Dalam sistem produksi kapitalis, kedua kelas ini tidak hanya saling ketergantungan, tapi antara kelas pemilik yang menduduki posisi kelas atas dengan kelas buruh termaginalkan itu kerap kali terjadi konflik vis a vis. Disini Marx menggambarkan bahwa kelas yang pemilik adalah kelas yang berkuasa dan pekerja adalah kelas yang lemah. Pada kondisi demikian ini kelas pemilik dengan seenaknya menetapkan persyaratan kepada mereka yang hendak bekerja sebagai kelas tanpa kepemilikan. Hubungan mereka merupakan kekuasaan, dimana kelas atas berkuasa atas kelas bawah sebagai buruh yang senantiasa tertindas. Peradangan dari pola hubungan patron clien ini menyebabkan munculnya kesadaran kelas yang kelak melahirkan konflik kelas. [2]
Analisis tentang masyarakat dalam masalah kelass sosial sebenarnya tidak ditemukan oleh Marx. Bahkan para penulis seperti Adam Smith atau Alexis de tocqueville juga mengakui sebelumnya bahwa masyarakat memang terbagi atas kelas-kelas yang ditentukan oleh posisi ekonomi, status, penghasilan, posisi kekuasaan yang berbeda dan memiliki kepentingan yang berkelindan. Sesudah Marx-pun sosiolog-sosiolog lain dari Max Weber hingga Vilfredo Pareto, dari Joseph Schumpeter hingga Raymond Aron belakangan mempergunakan analisis masyarakat dengan dengan istilah kelas-kelas sosial. [3]
 
 
 
 
 
ALIENASI AGAMA (SAKRAL)
Dalam artikelnya yang berjudul Economic and Philosohical Manuscript, khususnya naskah pertama tentang alienasi labour, dan dalam kedua artikel yang sudah disebutkan diatas, Karl Marx membedakan alienasi diri manusia secara sakral dengan alienasi diri manusia secara sekuler. Yang pertama merupakan alienasi diri manusia dari agama, sedangkan yang kedua merupakan alienasi diri manusia dalam ekonomi, dan politik. Dengan metode materialisme historis, Marx "membuka" selubung kenyataan yang ada dalam masyarakat. Menurut Marx agama merupakan gambaran ideal yang diciptakan oleh manusia dalam wujud Tuhan. Gambaran ideal yang disebut Tuhan itu kemudian disembah oleh manusia, sehingga akhirnya ciptaan manusia itu menjadi teralienasi dari manusia karena agama itu "menindas" manusia.
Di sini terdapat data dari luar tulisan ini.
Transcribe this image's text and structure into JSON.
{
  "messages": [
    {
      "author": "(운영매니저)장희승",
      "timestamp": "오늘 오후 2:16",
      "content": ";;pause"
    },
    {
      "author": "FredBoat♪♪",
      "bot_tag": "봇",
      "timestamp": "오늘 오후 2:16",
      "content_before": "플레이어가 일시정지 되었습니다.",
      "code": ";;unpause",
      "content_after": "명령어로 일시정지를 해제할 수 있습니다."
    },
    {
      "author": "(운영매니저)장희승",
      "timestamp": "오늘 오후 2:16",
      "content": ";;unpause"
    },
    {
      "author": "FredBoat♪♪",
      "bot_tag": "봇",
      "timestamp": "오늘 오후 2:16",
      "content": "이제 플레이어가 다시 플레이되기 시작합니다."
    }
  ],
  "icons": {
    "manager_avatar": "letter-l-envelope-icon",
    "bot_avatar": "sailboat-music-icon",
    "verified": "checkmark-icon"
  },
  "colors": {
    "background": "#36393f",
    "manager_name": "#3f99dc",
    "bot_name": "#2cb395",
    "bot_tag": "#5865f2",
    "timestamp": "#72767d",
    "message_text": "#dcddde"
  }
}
Alienasi diri manusia secara sakral terjadi, karena manusia tunduk pada Tuhan yang merupakan ciptaannya, dan Tuhan ciptaannya itu mendominasi manusia. Menurut Marx, manusia lah yang menciptakan agama, dan agama tidak menciptakan manusia. Marx, mengikuti pendapat Feuerbach, berdasarkan kenyataan empirik tidak melihat manusia sebagai 'self-alienated God' (alienasi diri Tuhan) atau manusia sebagai hasil penyerahan diri Tuhan, tetapi dia memandang bahwa Tuhan merupakan 'self-alienated Man' (alienasi diri) atau Tuhan sebagai hasil penyerahan diri manusia. Oleh karena itu, penghapusan agama sebagai 'The Illusory Happiness of Man' merupakan tuntutan bagi kebahagiaan riil atau empiris manusia. Dalam hal ini perlu dikemukakan bahwa Marx bukanlah anti pada 'spiritual' atau agama. Yang ditentang Marx adalah agama sebagai 'The Illusory Happines of Man' atau agama sebagai 'self-alienated Man'. Yang ingin dilihat Marx adalah manusia sebagai 'self-alienated god'.  [4]
 
 
 
 
 

 
MODEL PRODUKSI
Dasar atau fundamen masyarakat terletak dalam kehidupan materiilnya. Dengan bekerja manusia menghasilkan (bereproduksi) untuk dirinya sendiri dan untuk masyarakat. Cara produksi dari sebuah masyarakat beurpa "tenaga kerja produksi" (manusia, mesin, dan teknik) dan "hubungan produksi (perbudakan, sistem bagi hasil, sistem kerajinan tangan, bekerja upahan). Cara produksi ini membentuk "kaki penopang" yang menyangga struktur politik, yuridis, dan idesologis masyarakat. Selama kurun waktu berlangsungnya sejarah terjadi pergantian cara berproduksi : dari yang model kuno, model Asia, feodalistis dan borjuis. Ketika sampai pada tingkat perkembangan tertentu, tenaga produksi mulai terlibat konflik dengan hubungan produksi. Bergantinya suatu cara produksi ke cara produksi lain menimbulkan kontradiksi- kontradiksi ekonomi. Cara produksi dalam kehidupan material pada umumya mendominasi perkembangan kehidupan sosial, politik dan intelektual. Bukan kesadaran manusia yang menentukan eksistensinya, namun sebaliknya, eksistensi sosial mereka menentukan kesadaran tersebut. Pada taraf perkembangan tertentu tenaga kerja produksi material dalam masyarakat berbenturan dengan hubungan produksi yang ada, mulailah era revolusi sosial. Jika direduksi hingga ke garis- garis besarnya, maka cara produksi ala Asia, kuno, feodal,dan borjuis tampak sebagai zaman progresif terbentuknya ekonomi dalam masyarakat. Hubungan- hubungan produksi model borjuis adalah bentuk antagonis terakhir dalam proses sosial produksi. Kaum borjuis menjadi pemilik modal. Para "borjuis kecil" yang merupakan kategori yang tidak terlalu tajam terdiri dari para tukang atau pengrajin, pedagang, notaris, pengacara dan seluruh "birokrat". Sedangkan kaum proletar adalah mereka yang "menjual tenaga dalam bekerja". [5]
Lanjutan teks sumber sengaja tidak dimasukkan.